The answer is, “by no right.” While this scenario might seem fictitious and beyond the realm of possibility, the citizens of Killington, Vt., are asking themselves the same questions. For a population of 1,000, they pay $10 million to the state in taxes every year and see only $1 million of it in state aid, according to USA Today.
“We have no justice, no representation,” said City Manager David Lewis.
“We’re being used as a cash cow to support others.”
Lewis has the correct grasp of what taxation amounts to – the seizure of one’s property so that it may go to support another. The Fifth Amendment guarantees that no American will “be deprived of life, liberty or property, without due process of law; nor shall private property be taken for public use, without just compensation.” This speaks of justice, which is giving a person that which he has earned. Income taxes serve to take away what someone has earned and given to someone who hasn’t earned it.

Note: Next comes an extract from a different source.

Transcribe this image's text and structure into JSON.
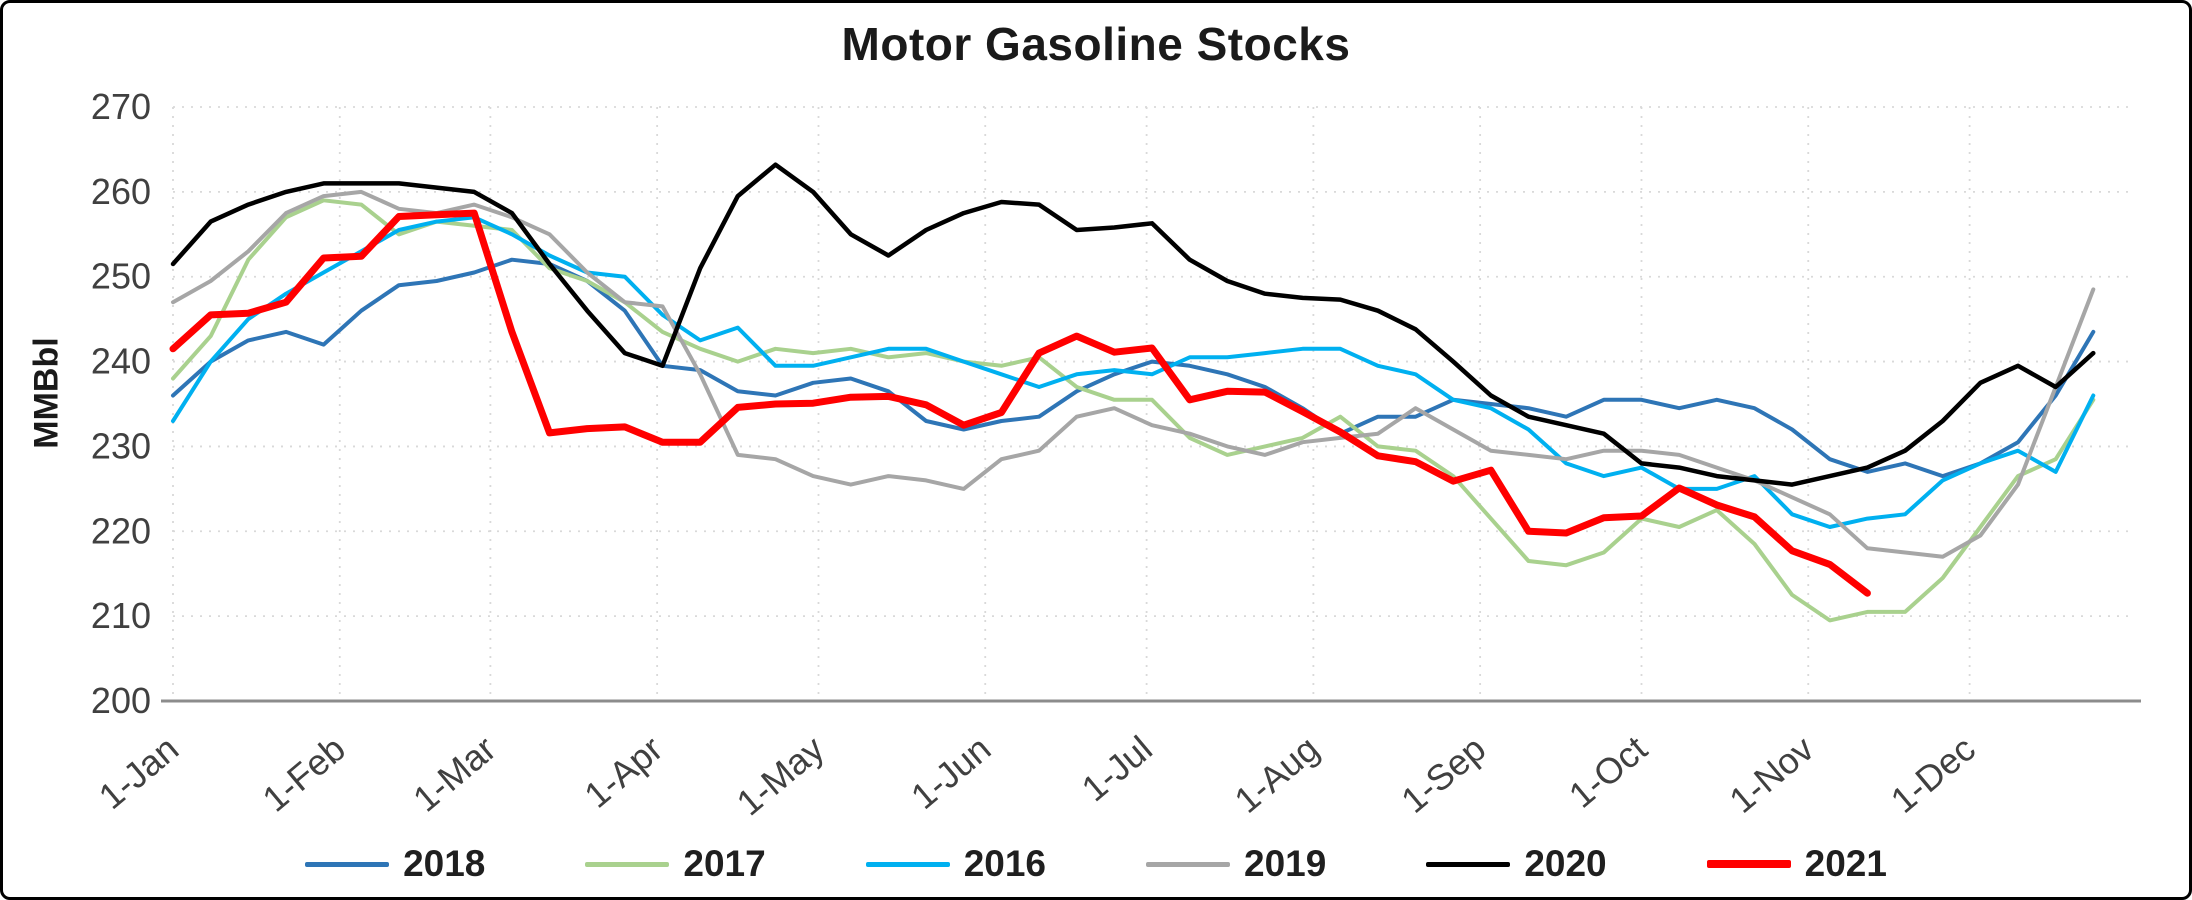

Some may argue that the seemingly innocent concept of wage withholding – a euphemism for theft – for things such as social security, do get returned to you. However, this should be an insult to everyone, directly implying that you are not intelligent enough to save for your own retirement, and the money that the government withholds from you is being taken until you reach their subjectively-chosen age.
In the meantime, you are deprived of the opportunity to invest the money you might save and lose out any potential earnings on it. While it is true that someone could squander their retirement savings, this is no one’s fault but their own. To assume all American workers are like that is to presume we are all irresponsible with our money during the entire duration of our working lives.
For years, Americans have been content to hand over their money to those who have no right to it, but the injustice of the situation should not be ignored anymore. The citizens of Killington are tired of all the money taken by force each year and will vote this March to secede from Vermont to become part of New Hampshire. They want to live in a place without state income or sales tax, where they keep the money they earn.
The entirety of America was supposed to be that place. When the Founding Fathers could no longer stand having their money stolen from them and used for another’s sole benefit, they created a place where justice existed in courtrooms and checkbooks.
The idea of eliminating taxes that have stood for decades may sound radical. Sweeping change is radical, but that doesn’t make it wrong. What is wrong is enduring injustice, in accepting less than the free country our ancestors fought and died for. New Hampshire, the state Killington wishes to join, has the state motto of “Live free or die.” The choice of death over slavery a is choice the early Americans made in two of our wars, enslaved to other men in different forms of the same evil. In accepting any tax or code that allows the state to seize what we’ve earned to give it to those who haven’t earned it, we violate justice and surrender freedom. If we call ourselves the heirs to the country the founders created, we must recognize evil for what it is, regardless of the excuse it is committed in, and how difficult it would be to renounce it. Americans must look to Killington and stand with them against unjust taxation and reaffirm our right to our own lives, freedom and property.